For a while now, I’ve been meaning to recode this blog such that there are two classes of posts:
- “Post-type posts,” which are similar to this entry — because this type of entry is all that I’ve got set to go right now.
- “Quickie-type posts,” which are snippets, things that aren’t worthy of a full post, but are those little things — honestly often little things that are also little things to others who blog — and I see it, and note that it’s something I want to be able to reference later … but it’s not really full-post-worthy material.
Having “classes” of posts may not sound like a good idea, but, honestly, there are a couple of realities getting the in way of posting only “ideal” material:
- Time. Mine’s extremely limited. Indeed, when things aren’t active around here, it’s not because I wish them to be quiet, it’s because I don’t have the time to have it be otherwise. Period.

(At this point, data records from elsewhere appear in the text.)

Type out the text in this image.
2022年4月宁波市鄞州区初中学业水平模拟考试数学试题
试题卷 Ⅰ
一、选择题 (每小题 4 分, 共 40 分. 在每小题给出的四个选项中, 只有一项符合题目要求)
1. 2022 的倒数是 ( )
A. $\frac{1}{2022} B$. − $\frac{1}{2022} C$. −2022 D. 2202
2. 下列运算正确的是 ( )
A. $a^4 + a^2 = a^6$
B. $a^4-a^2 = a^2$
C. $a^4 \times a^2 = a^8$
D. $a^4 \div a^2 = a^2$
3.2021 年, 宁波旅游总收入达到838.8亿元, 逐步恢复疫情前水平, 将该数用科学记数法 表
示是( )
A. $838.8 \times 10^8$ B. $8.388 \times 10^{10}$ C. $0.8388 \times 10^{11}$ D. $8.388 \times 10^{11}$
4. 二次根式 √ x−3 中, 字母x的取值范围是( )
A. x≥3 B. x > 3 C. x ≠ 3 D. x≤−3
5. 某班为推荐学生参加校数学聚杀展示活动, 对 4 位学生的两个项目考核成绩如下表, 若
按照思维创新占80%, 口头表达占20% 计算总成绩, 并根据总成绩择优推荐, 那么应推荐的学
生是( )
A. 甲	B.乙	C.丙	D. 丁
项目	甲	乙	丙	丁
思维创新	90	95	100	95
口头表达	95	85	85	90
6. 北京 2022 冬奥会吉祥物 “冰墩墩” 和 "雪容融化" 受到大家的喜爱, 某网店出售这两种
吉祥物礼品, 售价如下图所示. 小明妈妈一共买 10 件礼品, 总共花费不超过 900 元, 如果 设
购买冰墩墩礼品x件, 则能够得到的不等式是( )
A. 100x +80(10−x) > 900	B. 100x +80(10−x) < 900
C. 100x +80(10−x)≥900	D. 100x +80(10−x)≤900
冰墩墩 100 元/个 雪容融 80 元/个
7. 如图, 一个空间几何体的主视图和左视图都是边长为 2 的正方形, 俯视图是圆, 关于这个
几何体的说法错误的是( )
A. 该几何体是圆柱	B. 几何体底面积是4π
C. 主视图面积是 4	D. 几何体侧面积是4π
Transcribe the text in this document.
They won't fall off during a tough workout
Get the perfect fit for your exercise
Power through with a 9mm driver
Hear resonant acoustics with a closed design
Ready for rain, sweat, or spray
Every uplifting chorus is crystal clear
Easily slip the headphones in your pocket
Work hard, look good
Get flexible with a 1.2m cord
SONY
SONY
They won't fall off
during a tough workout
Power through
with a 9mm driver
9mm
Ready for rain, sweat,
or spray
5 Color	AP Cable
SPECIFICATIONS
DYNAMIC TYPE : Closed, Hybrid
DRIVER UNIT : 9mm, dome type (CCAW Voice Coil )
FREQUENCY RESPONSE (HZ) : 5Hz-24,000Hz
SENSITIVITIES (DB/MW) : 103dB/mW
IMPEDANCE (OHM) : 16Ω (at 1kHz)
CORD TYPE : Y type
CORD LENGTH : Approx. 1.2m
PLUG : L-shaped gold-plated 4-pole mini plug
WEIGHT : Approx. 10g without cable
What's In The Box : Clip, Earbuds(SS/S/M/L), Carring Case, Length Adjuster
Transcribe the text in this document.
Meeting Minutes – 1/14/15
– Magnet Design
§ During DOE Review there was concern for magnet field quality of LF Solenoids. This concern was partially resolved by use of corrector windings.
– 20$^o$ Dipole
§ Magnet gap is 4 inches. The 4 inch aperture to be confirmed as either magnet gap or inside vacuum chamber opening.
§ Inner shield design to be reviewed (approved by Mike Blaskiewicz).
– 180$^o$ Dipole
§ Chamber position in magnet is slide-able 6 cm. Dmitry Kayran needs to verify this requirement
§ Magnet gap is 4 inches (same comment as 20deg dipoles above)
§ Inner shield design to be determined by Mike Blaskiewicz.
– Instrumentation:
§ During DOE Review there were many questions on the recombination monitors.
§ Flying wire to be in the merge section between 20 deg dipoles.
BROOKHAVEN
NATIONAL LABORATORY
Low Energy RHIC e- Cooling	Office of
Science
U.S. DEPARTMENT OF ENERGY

- Quality. Okay, it’s blunt, but some things are, frankly, more worthy than others. Gee, the internet?
The best example I can cite is Jason Kottke. Not only is he amazing, covering great material and more subjects than I possibly ever could, he’s … got the notion of multiple classes of post. Plus, he’s got a great sense of design, asthetics, urbanism, style, and, well, all sorts of other subjective things I agree with…;)
Meanwhile, here’s an example of what I’d like to post, if only I’d be bothered to set up a “quickie” setup on the blog:
The Ampersand. As a book designer, typographer, and overall type geek, I’m interested in this, and Adobe’s put up a nice history.
I store this kind of article in a browser tab and read it as soon as I have a spare moment (e.g. something uploading, waiting for a page to load or PSD action to complete, etc.) — but very rarely have time to translate the better of those into a bookmark, let alone a blog post.
So, why not a quickie post? A couple of thoughts, a link, and it’s done. There would be more content here, and the truly important-to-me stuff (yeah, my blog, so my stuff gets priority — natch) would be separated in an easy-to-understand yet easy-to-differentiate manner. More, coming soon.